— Как там у вас говорится? «Не догоним — так хоть согреемся».
— Верно, — гыкнул Тешата, радуясь предстоящей потехе. — Гойда ли?
Штаден, оживляясь, кивнул:
— Гойда!
…Выскочивших из жидкого перелеска всадников брат Михаил заметил сразу же.
Обернувшись, крикнул:
— Беда!
Вскочил на колени, огрел вожжами лошадиный круп:
— Пошла, пошла, родимая! Выручай!
Перепуганное животное неслось во весь опор, из-под копыт летели снежные комья.
Сани мотало из стороны в сторону. Козьма, вцепившись в толстую жердь, испуганно оглядывался. Стеганую накидку с него сдуло. Грузно взмахнув серым краем, она слетела на дорогу и вскоре оказалась под копытами лошадей преследователей.
— Неужто выследили?! — крикнул старик молодому монаху, но тот не отвечал, лишь нахлестывал лошадь.
Сквозь тряску Юрка разглядел, как один из всадников склонился чуть вбок и стянул с плеча что-то длинное.
— За пищалью полез! — воскликнул старый монах, очередной раз оглянувшись..
Схватив мальчишку за голову, прижал к настилу саней.
— Пригнись, пригнись!
Глухо треснуло — сквозь ветер, крик возницы и лошадиный топот звук был едва слышен, — и в тот же миг Козьма тонко вскрикнул и отлетел к передку саней, будто невидимый бык поддел его рогом. Тело монаха ударилось о спину брата Михаила. Тот, не переставая взмахивать вожжами, оглянулся — оскаленный, белоглазый, весь запорошенный. Что-то прокричал, но Юрка не смог разобрать. Мальчишка подполз ближе, не отрывая взгляда от черной дыры в груди Козьмы.
Михаил снова принялся кричать, выворачивая шею. На этот раз Юрка слышал почти все:
— Под одеждой! Снимай скорее с него… Нательный пояс снимай!
Мальчик испуганно взялся за одежду монаха. Потянул, пачкаясь в липкой крови. Пытаясь не вылететь на полном ходу из саней, принялся шарить под тканью. Нащупав тесьму, потянул, но узел не поддавался.
— Дергай сильнее! Рви! — раздался крик Михаила. — Скорее! Нагонят!
Юрка вскинул голову и совсем близко от саней, саженях в десяти, увидел оскаленные конские морды и обнаженные сабли в руках всадников.
Всхлипнув, отчаянно дернул тесьму, так что все тело Козьмы встрепенулось, будто он ожил. От страха рванул еще раз и упал навзничь с длинным белым лоскутом в кулаке. Внутри было зашито что-то небольшое на ощупь.

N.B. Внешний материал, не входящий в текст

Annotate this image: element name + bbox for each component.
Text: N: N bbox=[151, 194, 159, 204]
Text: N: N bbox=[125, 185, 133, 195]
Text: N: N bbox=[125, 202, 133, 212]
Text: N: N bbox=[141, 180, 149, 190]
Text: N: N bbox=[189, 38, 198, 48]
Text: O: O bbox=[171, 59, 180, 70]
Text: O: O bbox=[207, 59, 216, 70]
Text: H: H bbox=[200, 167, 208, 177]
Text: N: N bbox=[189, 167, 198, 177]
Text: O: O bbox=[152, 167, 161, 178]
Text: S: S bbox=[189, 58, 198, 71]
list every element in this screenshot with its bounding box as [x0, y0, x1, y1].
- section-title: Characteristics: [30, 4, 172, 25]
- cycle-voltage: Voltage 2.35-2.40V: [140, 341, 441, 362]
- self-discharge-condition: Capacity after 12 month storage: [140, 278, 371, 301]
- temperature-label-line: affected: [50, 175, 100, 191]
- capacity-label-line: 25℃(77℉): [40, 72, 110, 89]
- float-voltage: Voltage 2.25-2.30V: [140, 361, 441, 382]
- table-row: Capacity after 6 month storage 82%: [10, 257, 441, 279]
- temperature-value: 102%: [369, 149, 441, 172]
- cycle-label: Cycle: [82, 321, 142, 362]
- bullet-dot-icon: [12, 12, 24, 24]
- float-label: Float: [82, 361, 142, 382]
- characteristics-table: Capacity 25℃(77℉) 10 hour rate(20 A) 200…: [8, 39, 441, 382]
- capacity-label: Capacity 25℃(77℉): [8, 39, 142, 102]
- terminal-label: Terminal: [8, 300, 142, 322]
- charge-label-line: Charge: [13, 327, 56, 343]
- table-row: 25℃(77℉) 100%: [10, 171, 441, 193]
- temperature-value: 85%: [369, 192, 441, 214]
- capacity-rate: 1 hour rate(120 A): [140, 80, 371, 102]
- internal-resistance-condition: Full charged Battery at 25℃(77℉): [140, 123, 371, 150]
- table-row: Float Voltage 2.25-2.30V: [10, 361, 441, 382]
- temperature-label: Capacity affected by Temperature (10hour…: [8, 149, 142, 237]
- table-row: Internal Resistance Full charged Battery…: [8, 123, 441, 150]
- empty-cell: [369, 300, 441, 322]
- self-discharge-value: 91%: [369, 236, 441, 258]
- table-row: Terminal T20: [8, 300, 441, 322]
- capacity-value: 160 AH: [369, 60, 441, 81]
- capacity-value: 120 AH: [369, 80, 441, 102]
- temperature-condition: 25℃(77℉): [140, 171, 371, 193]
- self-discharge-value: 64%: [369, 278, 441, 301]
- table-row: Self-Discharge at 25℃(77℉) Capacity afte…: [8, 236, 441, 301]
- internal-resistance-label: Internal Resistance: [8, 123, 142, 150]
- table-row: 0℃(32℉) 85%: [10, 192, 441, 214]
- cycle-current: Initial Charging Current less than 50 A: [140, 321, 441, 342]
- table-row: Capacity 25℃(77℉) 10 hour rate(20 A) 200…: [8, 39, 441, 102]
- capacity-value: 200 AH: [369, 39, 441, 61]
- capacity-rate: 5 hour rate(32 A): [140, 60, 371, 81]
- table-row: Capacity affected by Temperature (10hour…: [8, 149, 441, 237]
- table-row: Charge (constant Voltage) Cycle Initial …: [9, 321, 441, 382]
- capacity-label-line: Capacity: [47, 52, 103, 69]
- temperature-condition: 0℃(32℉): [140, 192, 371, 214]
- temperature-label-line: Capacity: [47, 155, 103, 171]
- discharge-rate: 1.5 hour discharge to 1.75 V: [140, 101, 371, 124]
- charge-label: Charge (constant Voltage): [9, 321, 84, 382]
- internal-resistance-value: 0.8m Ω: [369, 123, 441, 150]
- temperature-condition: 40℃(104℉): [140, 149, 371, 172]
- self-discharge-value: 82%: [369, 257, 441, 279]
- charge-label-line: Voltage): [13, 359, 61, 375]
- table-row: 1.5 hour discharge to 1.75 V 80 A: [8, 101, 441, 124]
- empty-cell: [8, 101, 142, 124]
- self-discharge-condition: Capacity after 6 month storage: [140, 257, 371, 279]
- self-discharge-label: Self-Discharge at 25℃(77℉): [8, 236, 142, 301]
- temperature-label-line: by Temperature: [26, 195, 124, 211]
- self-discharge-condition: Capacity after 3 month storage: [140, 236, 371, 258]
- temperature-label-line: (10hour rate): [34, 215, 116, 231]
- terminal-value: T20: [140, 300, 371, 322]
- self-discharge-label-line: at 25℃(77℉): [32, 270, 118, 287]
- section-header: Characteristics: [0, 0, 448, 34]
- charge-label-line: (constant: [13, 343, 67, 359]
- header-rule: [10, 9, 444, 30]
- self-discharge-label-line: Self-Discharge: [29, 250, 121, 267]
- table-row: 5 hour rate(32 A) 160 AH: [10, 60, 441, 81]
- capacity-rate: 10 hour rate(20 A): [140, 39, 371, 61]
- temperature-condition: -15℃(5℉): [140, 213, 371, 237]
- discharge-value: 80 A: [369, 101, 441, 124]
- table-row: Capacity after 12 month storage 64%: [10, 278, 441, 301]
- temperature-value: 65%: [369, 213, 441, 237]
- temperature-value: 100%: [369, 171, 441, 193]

Михаил оглянулся и оскалился еще сильнее.
Юрка подполз к передку, протянул сорванный с тела Козьмы пояс, но монах мотнул головой:
— Не уйти! Прыгай с саней… В лес беги, в чащу! Там на конях не пройдут!..
— А это? — крикнул мальчик, крепко сжимая пояс.
— Вернись в монастырь… Игумену отдашь! Он перешлет в Чудов!
Юрка намотал концы пояса на кулак и крикнул:
— Сам доставлю!
Михаил оглянулся. Времени спорить не было.
— Прыгай! Прыгай и в лес!
— А ты?
Ни слова больше не говоря, монах схватил его за воротник и вышвырнул из саней.
Белая пелена кувыркнулась перед глазами Юрки. Совсем рядом горячо всхрапнул конь и взметнулось копыто. Мальчик прокатился по снегу, поднял голову, отплевываясь. В следующее мгновение он уже бежал, проваливаясь по пояс, к спасительным деревьям.
Один из всадников, скакнувший было следом, вдруг вылетел из седла. Конь его, громко заржав, подломился в ногах, угодив копытом в заснеженную колею. Браня на чем свет стоит мальчишку и Бога, опричник поднялся и захромал к безуспешно пытавшемуся встать животному. Оглядев его ногу, разразился новыми проклятиями.
Сбросив Юрку в снег, брат Михаил отпустил вожжи. Сани почти сразу остановились.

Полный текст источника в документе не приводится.